This is a form of market basket analysis. It analyses items (products) that occur unusually frequent together in a set of transactions (baskets).

The step creates an association rule, such as A->B, between items A and B, if the presence of A makes the presence of B in the same session N times more likely.

For further details about the algorithm see e.g. association rule learning.

item_id
string
required

Name of column uniquely identifying all items/products.

session_id
[string, array[string]]
required

Name(s) of column(s) uniquely identifying all sessions/baskets/orders.

item_label
string
required

Column used to label items in a user-friendly manner.

itemset_min
integer
default: "2"

Minimum size of itemsets to identify. E.g. an itemsize of 3 means association rules will have 2 antecedents (e.g. A, B) and 1 consequent (C), resulting in rules of the form (A, B) -> C. The step will currently generate only single items as consequents.

Values must be in the following range:

2 ≤ itemset_min ≤ 5
itemset_max
integer
default: "3"

Maximum size of itemsets to identify. E.g. an itemsize of 3 means association rules will have 2 antecedents (e.g. A, B) and 1 consequent (C), resulting in rules of the form (A, B) -> C. The step will currently generate only single items as consequents.

Values must be in the following range:

2 ≤ itemset_max ≤ 5
min_support
[number, integer]
default: "10"

Minimum Support. Minimum support of a rule antecedent. If it is < 1 it will be taken as a proportion. In any other case it will be expected as a positive integer representing the count. Create rule A->B only if A occurred in at least this many sessions.

min_confidence
number
default: "20"

Minimum Confidence. Expressed as a percentage. Include link A->B only if B occurred in at least this percentage of sessions also containing A.

Values must be in the following range:

0 ≤ min_confidence ≤ 100
min_lift
[number, null]

Minimum Lift. Expressed as multipler/ratio. Include link A->B only if A makes the presence of B in the same sessions at least this many times more likely.

weight_metric
string
default: "rule_lift_abs"

Metric for link weight. Which association rule metric to use as the weight of links in the network generated by this step.

Values must be one of the following:

itemset_support_abs itemset_support_pct antecedent_support_abs antecedent_support_pct consequent_support_abs consequent_support_pct rule_confidence_pct rule_lift_abs rule_lift_pct

link_rules
boolean
default: "true"

Whether to link items to rules. Otherwise, a product (antecedent) will be linked only to other products (consequent).

link_top_n
[integer, null]

Only keep N links with largest weight. This applies individually to each node in the network, filtering its outgoing links to keep only the first N by weight. The value of weights itself is selected using the weight_metric parameter, i.e. corresponds to one of the association rule metrics (support, confidence etc.). If null, all links will be kept.

item_aggregations
[object, null]

Definition of desired aggregations for (consequent) items. A dictionary mapping original columns to new aggregated columns, specifying an aggregation function for each. Aggregations are functions that reduce all the values in a particular column of a single item/product to a single summary value for that item/product. E.g. a sum aggregation of column A calculates a single total by adding up all the values in A belonging to each item.

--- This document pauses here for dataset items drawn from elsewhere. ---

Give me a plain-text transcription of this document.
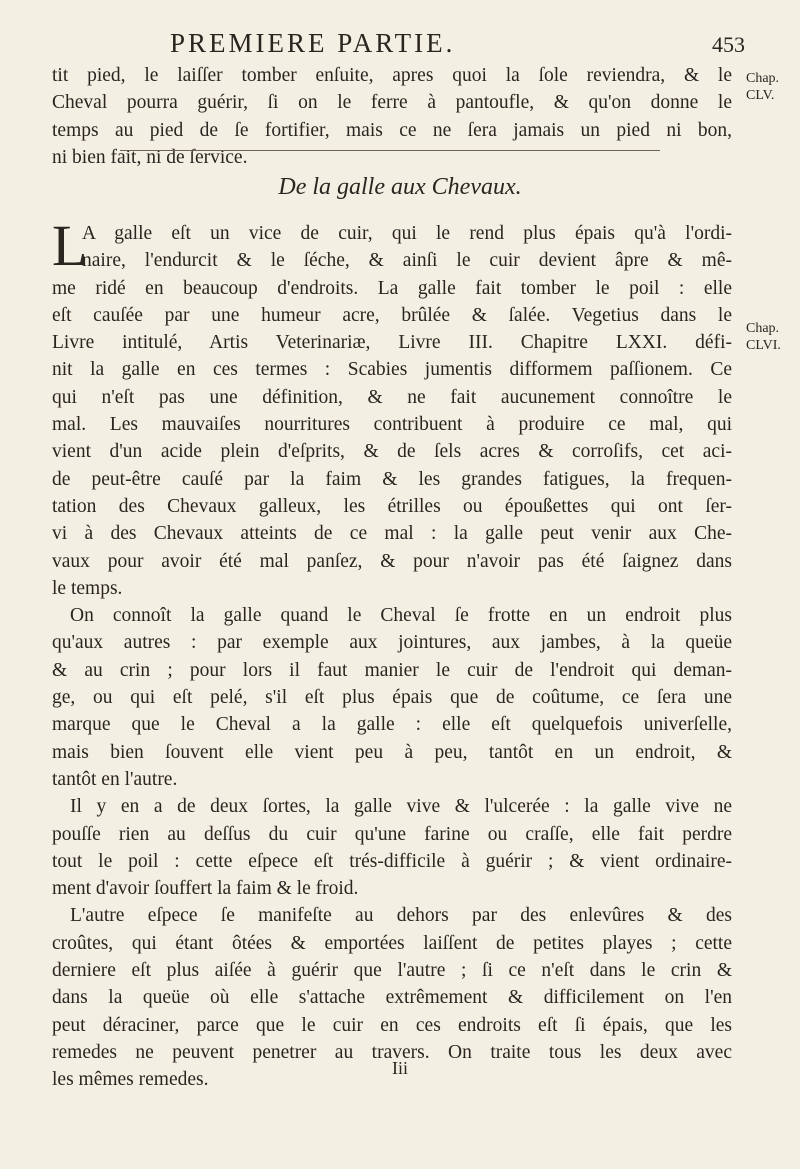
PREMIERE PARTIE.	453
Chap.
CLV.
Chap.
CLVI.
tit pied, le laiſſer tomber enſuite, apres quoi la ſole reviendra, & le
Cheval pourra guérir, ſi on le ferre à pantoufle, & qu'on donne le
temps au pied de ſe fortifier, mais ce ne ſera jamais un pied ni bon,
ni bien fait, ni de ſervice.
De la galle aux Chevaux.
L
A galle eſt un vice de cuir, qui le rend plus épais qu'à l'ordi-
naire, l'endurcit & le ſéche, & ainſi le cuir devient âpre & mê-
me ridé en beaucoup d'endroits. La galle fait tomber le poil : elle
eſt cauſée par une humeur acre, brûlée & ſalée. Vegetius dans le
Livre intitulé, Artis Veterinariæ, Livre III. Chapitre LXXI. défi-
nit la galle en ces termes : Scabies jumentis difformem paſſionem. Ce
qui n'eſt pas une définition, & ne fait aucunement connoître le
mal. Les mauvaiſes nourritures contribuent à produire ce mal, qui
vient d'un acide plein d'eſprits, & de ſels acres & corroſifs, cet aci-
de peut-être cauſé par la faim & les grandes fatigues, la frequen-
tation des Chevaux galleux, les étrilles ou époußettes qui ont ſer-
vi à des Chevaux atteints de ce mal : la galle peut venir aux Che-
vaux pour avoir été mal panſez, & pour n'avoir pas été ſaignez dans
le temps.
On connoît la galle quand le Cheval ſe frotte en un endroit plus
qu'aux autres : par exemple aux jointures, aux jambes, à la queüe
& au crin ; pour lors il faut manier le cuir de l'endroit qui deman-
ge, ou qui eſt pelé, s'il eſt plus épais que de coûtume, ce ſera une
marque que le Cheval a la galle : elle eſt quelquefois univerſelle,
mais bien ſouvent elle vient peu à peu, tantôt en un endroit, &
tantôt en l'autre.
Il y en a de deux ſortes, la galle vive & l'ulcerée : la galle vive ne
pouſſe rien au deſſus du cuir qu'une farine ou craſſe, elle fait perdre
tout le poil : cette eſpece eſt trés-difficile à guérir ; & vient ordinaire-
ment d'avoir ſouffert la faim & le froid.
L'autre eſpece ſe manifeſte au dehors par des enlevûres & des
croûtes, qui étant ôtées & emportées laiſſent de petites playes ; cette
derniere eſt plus aiſée à guérir que l'autre ; ſi ce n'eſt dans le crin &
dans la queüe où elle s'attache extrêmement & difficilement on l'en
peut déraciner, parce que le cuir en ces endroits eſt ſi épais, que les
remedes ne peuvent penetrer au travers. On traite tous les deux avec
les mêmes remedes.
Iii
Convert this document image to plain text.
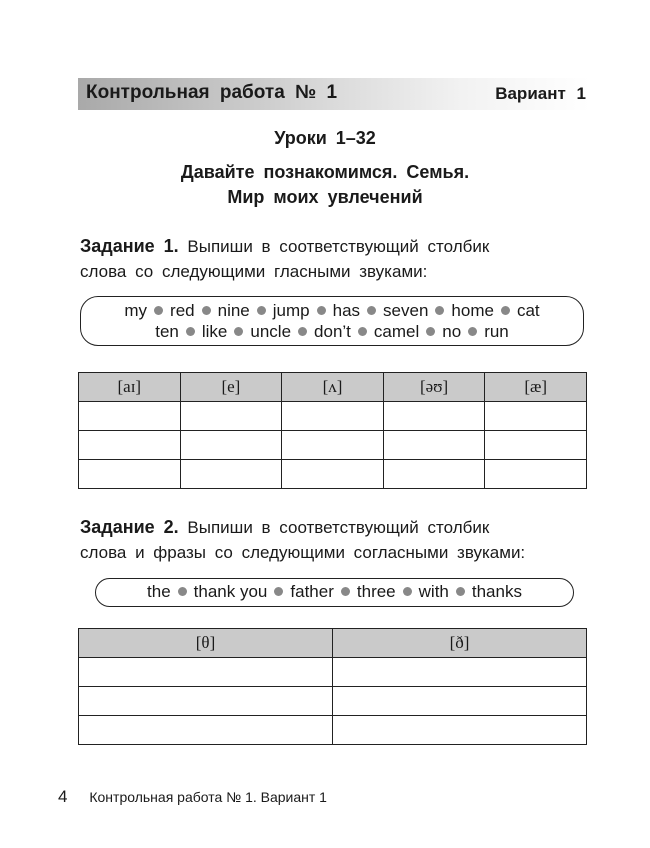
Контрольная работа № 1	Вариант 1
Уроки 1–32
Давайте познакомимся. Семья.
Мир моих увлечений
Задание 1. Выпиши в соответствующий столбик
слова со следующими гласными звуками:
my red nine jump has seven home cat
ten like uncle don’t camel no run
[aɪ]	[e]	[ʌ]	[əʊ]	[æ]

Задание 2. Выпиши в соответствующий столбик
слова и фразы со следующими согласными звуками:
the thank you father three with thanks
[θ]	[ð]

4 Контрольная работа № 1. Вариант 1
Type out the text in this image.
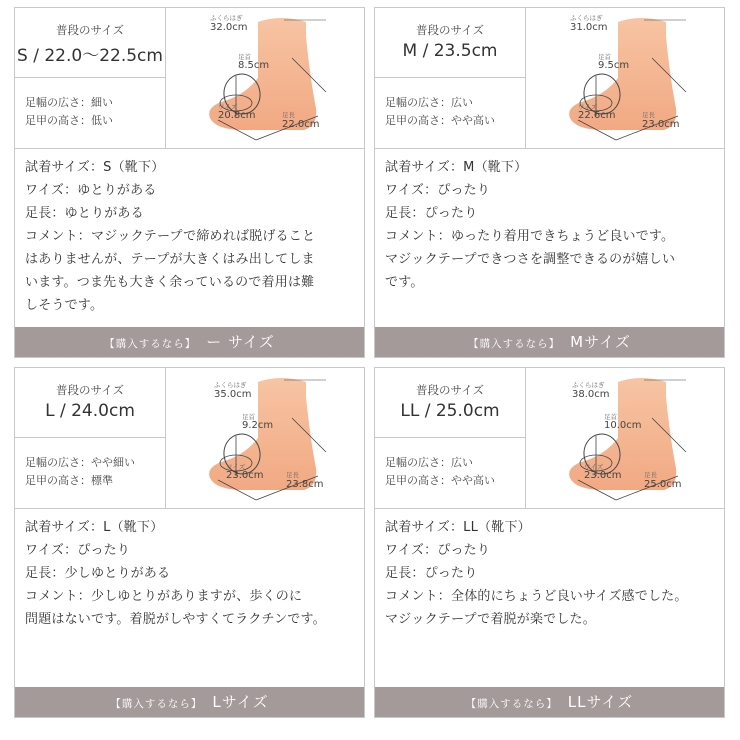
普段のサイズ
S / 22.0～22.5cm
足幅の広さ：細い
足甲の高さ：低い
ふくらはぎ
32.0cm
足首
8.5cm
ワイズ
20.8cm	足長
22.0cm
試着サイズ：S（靴下）
ワイズ：ゆとりがある
足長：ゆとりがある
コメント：マジックテープで締めれば脱げること
はありませんが、テープが大きくはみ出してしま
います。つま先も大きく余っているので着用は難
しそうです。
【購入するなら】 ー サイズ
普段のサイズ
M / 23.5cm
足幅の広さ：広い
足甲の高さ：やや高い
ふくらはぎ
31.0cm
足首
9.5cm
ワイズ
22.6cm	足長
23.0cm
試着サイズ：M（靴下）
ワイズ：ぴったり
足長：ぴったり
コメント：ゆったり着用できちょうど良いです。
マジックテープできつさを調整できるのが嬉しい
です。
【購入するなら】 Mサイズ
普段のサイズ
L / 24.0cm
足幅の広さ：やや細い
足甲の高さ：標準
ふくらはぎ
35.0cm
足首
9.2cm
ワイズ
23.0cm	足長
23.8cm
試着サイズ：L（靴下）
ワイズ：ぴったり
足長：少しゆとりがある
コメント：少しゆとりがありますが、歩くのに
問題はないです。着脱がしやすくてラクチンです。
【購入するなら】 Lサイズ
普段のサイズ
LL / 25.0cm
足幅の広さ：広い
足甲の高さ：やや高い
ふくらはぎ
38.0cm
足首
10.0cm
ワイズ
23.0cm	足長
25.0cm
試着サイズ：LL（靴下）
ワイズ：ぴったり
足長：ぴったり
コメント：全体的にちょうど良いサイズ感でした。
マジックテープで着脱が楽でした。
【購入するなら】 LLサイズ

Possible aggregations functions accepted as func parameters are:

  • n, size or count: calculate number of rows in group
  • sum: sum total of values
  • mean: take mean of values
  • max: take max of values
  • min: take min of values
  • first: take first item found
  • last: take last item found
  • unique: collect a list of unique values
  • n_unique: count the number of unique values
  • list: collect a list of all values
  • concatenate: convert all values to text and concatenate them into one long text
  • concat_lists: concatenate lists in all rows into a single larger list
  • count_where: number of rows in which the column matches a value, needs parameter value with the value that you want to count
  • percent_where: percentage of the column where the column matches a value, needs parameter value with the value that you want to count

Note that in the case of count_where and percent_where an additional value parameter is required.

rule_aggregations
[object, null]

Definition of desired aggregations for rules (all items in rule). A dictionary mapping original columns to new aggregated columns, specifying an aggregation function for each. Aggregations are functions that reduce all the values in a particular column of a single item/product to a single summary value for that item/product. E.g. a sum aggregation of column A calculates a single total by adding up all the values in A belonging to each item.

Possible aggregations functions accepted as func parameters are:

  • n, size or count: calculate number of rows in group
  • sum: sum total of values
  • mean: take mean of values
  • max: take max of values
  • min: take min of values
  • first: take first item found
  • last: take last item found
  • unique: collect a list of unique values
  • n_unique: count the number of unique values
  • list: collect a list of all values
  • concatenate: convert all values to text and concatenate them into one long text
  • concat_lists: concatenate lists in all rows into a single larger list
  • count_where: number of rows in which the column matches a value, needs parameter value with the value that you want to count
  • percent_where: percentage of the column where the column matches a value, needs parameter value with the value that you want to count

Note that in the case of count_where and percent_where an additional value parameter is required.